Their commitment has spread throughout Minor League Baseball
In 2022, Minor League Baseball (MiLB) launched “The Nine” to recognize and honor numerous Black baseball pioneers in all 120 MiLB communities, including St. Paul. But the local Saints have been doing this for years, honoring Larry Doby, the first Black player in the American League, and wearing Black baseball team uniforms.
“The Nine” is designed to not only celebrate the history of Black baseball but also provide new opportunities for youth baseball and softball participation. Asked if the Saints’ efforts in honoring Black baseball players essentially became the blueprint for MiLB’s “Nine,” the team agreed.
“I certainly think we have been fortunate to have partners in this community to help share the stories and allow us to be the platform for those stories,” pointed out St. Paul Saints Vice President and General Manager Derek Sharrer. “If that translated into a greater initiative throughout Minor League Baseball, I couldn’t be more proud.”
Last Saturday, the Saints wore St. Paul Colored Gophers uniforms in a game against the Iowa Cubs. A pregame ceremony also honored William “Billy” Williams (1877-1963), who was born in St. Paul and was a standout baseball player on several integrated teams in the region in the early 20th century.
Williams, who was born in Rondo, was the only Black player on the St. Paul Amateur Baseball Association team and its team captain in 1904. That same year the Baltimore Orioles asked Williams to join their club but wanted him to pass as a Native American to avoid racist opposition.
Williams declined and instead went to work in state government, accepting a job with Minnesota Governor John A. Johnson, who he had met years before playing baseball. Williams went on to serve as an assistant to 14 Minnesota governors between 1904 and 1957.
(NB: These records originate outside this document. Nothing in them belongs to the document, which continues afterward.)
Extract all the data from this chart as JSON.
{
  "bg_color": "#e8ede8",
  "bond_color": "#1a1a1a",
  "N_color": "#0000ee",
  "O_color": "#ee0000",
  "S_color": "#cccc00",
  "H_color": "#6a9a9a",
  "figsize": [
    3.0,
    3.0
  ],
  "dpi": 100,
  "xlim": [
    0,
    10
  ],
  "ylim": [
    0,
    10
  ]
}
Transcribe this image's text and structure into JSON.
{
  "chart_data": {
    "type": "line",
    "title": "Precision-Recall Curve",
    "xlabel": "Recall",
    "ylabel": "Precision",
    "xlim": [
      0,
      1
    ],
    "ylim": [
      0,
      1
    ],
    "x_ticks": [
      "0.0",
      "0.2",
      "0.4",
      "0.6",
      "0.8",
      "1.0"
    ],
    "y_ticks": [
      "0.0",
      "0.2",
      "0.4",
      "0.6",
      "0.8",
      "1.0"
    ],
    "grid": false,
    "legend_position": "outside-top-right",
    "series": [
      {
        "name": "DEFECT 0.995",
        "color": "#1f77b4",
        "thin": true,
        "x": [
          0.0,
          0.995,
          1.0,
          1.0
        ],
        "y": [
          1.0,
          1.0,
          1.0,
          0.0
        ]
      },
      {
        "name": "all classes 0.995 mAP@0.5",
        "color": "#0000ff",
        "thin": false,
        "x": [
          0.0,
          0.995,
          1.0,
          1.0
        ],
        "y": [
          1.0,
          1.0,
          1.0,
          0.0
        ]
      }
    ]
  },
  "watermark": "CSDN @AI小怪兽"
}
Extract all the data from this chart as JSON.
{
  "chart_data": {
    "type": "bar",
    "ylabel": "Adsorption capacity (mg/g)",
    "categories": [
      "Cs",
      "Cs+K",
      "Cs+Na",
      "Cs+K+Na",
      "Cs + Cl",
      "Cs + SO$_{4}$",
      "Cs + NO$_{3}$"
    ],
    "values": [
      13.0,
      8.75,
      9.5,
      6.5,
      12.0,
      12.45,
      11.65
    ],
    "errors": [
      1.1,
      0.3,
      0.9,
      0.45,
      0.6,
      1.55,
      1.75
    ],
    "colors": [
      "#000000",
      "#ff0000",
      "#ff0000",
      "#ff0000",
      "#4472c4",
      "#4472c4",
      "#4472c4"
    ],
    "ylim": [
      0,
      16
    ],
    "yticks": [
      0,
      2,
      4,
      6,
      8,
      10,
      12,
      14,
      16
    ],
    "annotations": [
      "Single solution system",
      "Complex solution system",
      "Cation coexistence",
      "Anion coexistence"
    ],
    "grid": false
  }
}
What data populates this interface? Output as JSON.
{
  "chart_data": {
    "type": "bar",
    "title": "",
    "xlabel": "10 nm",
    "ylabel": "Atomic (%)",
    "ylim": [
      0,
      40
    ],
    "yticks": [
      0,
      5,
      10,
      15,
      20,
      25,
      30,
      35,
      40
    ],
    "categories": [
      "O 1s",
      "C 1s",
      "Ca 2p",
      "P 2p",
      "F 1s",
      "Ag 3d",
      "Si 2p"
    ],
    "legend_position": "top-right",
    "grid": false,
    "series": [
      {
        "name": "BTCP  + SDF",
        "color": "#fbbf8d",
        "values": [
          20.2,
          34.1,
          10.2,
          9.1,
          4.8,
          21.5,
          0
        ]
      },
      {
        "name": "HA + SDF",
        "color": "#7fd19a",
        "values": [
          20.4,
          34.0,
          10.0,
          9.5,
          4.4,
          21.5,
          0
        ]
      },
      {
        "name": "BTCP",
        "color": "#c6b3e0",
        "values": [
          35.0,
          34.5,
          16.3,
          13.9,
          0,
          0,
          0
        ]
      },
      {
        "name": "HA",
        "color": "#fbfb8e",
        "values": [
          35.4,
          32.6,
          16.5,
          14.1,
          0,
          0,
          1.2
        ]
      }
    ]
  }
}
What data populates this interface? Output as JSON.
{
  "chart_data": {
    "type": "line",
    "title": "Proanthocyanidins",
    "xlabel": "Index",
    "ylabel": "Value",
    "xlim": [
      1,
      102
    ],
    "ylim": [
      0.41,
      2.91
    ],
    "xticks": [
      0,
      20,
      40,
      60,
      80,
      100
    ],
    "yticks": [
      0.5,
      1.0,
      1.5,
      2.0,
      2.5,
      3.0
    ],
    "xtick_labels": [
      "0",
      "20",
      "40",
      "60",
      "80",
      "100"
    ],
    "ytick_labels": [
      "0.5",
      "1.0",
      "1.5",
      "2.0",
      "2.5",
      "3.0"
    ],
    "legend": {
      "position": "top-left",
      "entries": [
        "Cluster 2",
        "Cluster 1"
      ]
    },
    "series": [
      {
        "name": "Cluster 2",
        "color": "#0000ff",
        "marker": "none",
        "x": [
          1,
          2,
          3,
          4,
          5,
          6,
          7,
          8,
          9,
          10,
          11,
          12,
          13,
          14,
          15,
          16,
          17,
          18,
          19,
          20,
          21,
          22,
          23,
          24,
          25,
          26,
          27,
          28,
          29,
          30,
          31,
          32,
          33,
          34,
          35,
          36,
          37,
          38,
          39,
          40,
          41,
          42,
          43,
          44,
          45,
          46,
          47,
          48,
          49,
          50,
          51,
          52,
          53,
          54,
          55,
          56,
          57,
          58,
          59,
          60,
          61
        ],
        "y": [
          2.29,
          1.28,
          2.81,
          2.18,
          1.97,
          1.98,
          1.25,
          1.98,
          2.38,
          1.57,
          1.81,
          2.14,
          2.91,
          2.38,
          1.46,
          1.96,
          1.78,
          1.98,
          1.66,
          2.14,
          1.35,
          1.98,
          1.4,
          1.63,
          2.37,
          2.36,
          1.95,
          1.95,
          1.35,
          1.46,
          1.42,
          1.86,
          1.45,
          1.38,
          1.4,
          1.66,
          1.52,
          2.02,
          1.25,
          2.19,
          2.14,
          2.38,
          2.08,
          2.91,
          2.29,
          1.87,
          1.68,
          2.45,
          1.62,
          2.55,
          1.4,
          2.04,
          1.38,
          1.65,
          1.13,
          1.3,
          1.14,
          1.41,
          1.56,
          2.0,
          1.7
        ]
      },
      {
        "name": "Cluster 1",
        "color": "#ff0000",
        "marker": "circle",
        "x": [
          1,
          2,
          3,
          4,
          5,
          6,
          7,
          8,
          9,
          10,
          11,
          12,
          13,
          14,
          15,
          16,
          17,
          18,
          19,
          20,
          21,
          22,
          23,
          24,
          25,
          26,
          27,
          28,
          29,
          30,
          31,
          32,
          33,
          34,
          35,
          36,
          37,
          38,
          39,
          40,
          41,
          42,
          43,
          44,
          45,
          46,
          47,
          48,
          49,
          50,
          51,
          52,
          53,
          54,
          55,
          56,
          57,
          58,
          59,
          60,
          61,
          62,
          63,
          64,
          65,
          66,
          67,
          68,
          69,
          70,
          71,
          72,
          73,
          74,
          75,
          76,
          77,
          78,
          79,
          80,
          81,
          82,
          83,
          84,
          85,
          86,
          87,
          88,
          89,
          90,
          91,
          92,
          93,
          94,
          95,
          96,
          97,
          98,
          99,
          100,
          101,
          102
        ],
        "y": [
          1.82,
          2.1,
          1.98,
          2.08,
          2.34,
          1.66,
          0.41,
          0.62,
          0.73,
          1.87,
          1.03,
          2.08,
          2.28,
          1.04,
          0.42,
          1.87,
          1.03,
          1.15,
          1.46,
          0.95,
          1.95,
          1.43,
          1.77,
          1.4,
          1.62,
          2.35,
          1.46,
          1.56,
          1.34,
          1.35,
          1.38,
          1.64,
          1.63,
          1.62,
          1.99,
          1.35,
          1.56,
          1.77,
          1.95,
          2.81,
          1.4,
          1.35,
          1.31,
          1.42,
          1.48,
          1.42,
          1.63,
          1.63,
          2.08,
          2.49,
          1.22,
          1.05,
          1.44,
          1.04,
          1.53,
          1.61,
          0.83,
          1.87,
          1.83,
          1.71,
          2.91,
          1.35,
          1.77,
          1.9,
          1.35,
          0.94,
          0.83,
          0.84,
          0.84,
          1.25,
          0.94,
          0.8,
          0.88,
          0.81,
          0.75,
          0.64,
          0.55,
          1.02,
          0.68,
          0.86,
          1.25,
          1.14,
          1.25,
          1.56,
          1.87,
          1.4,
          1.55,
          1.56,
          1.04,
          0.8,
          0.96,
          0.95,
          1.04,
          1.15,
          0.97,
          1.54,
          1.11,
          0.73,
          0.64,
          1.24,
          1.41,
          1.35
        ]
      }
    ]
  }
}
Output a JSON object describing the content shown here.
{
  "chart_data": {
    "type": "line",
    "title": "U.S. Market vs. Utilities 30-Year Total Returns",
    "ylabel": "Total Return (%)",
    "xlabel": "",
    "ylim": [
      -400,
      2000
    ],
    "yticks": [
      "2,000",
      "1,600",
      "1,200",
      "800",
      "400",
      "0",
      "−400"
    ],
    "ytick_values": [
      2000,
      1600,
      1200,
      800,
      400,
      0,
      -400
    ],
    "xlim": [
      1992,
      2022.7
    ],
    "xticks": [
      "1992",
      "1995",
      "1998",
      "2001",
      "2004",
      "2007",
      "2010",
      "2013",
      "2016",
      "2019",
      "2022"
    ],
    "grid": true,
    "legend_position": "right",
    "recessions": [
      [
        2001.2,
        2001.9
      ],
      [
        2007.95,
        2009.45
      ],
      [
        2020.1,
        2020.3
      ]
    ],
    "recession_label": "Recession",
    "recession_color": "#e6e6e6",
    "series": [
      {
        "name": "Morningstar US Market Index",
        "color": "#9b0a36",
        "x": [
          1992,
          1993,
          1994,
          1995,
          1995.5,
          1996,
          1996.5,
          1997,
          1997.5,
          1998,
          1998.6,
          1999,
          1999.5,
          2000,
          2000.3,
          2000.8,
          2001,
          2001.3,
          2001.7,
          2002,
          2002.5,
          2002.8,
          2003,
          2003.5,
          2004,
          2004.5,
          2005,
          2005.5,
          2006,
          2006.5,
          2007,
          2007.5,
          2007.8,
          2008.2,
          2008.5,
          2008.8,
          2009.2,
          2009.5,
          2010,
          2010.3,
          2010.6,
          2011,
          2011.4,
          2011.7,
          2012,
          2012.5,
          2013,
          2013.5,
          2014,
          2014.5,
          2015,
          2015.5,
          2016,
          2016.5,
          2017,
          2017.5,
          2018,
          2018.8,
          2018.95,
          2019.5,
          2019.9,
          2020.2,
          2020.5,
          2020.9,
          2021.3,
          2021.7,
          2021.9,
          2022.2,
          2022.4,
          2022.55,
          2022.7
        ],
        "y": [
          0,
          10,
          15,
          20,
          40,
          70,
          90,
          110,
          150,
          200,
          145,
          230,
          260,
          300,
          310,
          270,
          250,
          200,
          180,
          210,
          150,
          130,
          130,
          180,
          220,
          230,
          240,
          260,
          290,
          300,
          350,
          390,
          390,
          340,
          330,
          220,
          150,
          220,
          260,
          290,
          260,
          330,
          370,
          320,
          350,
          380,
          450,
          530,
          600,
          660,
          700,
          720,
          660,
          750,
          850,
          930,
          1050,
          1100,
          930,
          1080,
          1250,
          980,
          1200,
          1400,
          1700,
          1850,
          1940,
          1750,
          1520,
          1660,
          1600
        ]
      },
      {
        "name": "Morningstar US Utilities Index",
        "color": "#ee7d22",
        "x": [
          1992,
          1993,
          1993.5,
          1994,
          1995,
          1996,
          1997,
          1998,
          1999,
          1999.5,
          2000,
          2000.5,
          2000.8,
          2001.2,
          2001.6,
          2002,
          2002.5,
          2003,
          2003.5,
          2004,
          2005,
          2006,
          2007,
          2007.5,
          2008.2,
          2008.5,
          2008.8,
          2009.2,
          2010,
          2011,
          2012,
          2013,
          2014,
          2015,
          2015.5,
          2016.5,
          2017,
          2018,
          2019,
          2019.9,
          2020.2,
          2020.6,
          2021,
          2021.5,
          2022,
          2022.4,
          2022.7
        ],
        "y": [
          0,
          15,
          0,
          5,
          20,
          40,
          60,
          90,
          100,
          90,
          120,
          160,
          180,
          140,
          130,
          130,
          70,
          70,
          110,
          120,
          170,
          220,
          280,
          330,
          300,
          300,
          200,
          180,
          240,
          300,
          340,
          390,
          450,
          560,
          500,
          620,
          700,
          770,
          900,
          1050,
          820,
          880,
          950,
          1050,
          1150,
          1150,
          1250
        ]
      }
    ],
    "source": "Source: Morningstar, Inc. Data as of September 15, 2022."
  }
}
St. Paul Public Schools Superintendent Joe Gothard is Williams’ great-grandnephew. He and other descendants of Williams were on hand as Sharrer read Minnesota Gov. Tim Walz’s declaration that June 10 was Billy Williams Day in St. Paul.
“When you add the element to what Billy Williams did following his baseball career, working at the State Capitol at a time when there were no other Black leaders in the state—he worked with governors of all political views and was able to be that stabilizing voice with consistency and great compassion—it gives me a lot of pride and hope that there are Billy Williamses out there whose stories need to be told,” Gothard told the MSR.
Throughout this season, the Saints will don specialty uniforms that Black baseball teams once wore, such as last Saturday’s Gophers uniforms from 1907-10.
The Colored Gophers team was founded in 1907, by Phil “Big Daddy” Reid. It was composed of Black ballplayers from around the country and not just stocked with local amateur players. In their four years of existence, the Colored Gophers went 380-89-2, an .810 winning percentage, and won several championships.
During that stretch, the Gophers defeated the St. Paul Saints in 1907, two games to one in a three-game series for city bragging rights. The Gophers’ home field was at St. Paul’s Lexington Park, but the team entered tournaments across a five-state area in the Midwest and challenged any team willing to play them.
“The history of Black baseball, Negro League baseball, is rich in so many untold stories,” said Gothard of the Saints’ commitment to tell those stories on a regular basis.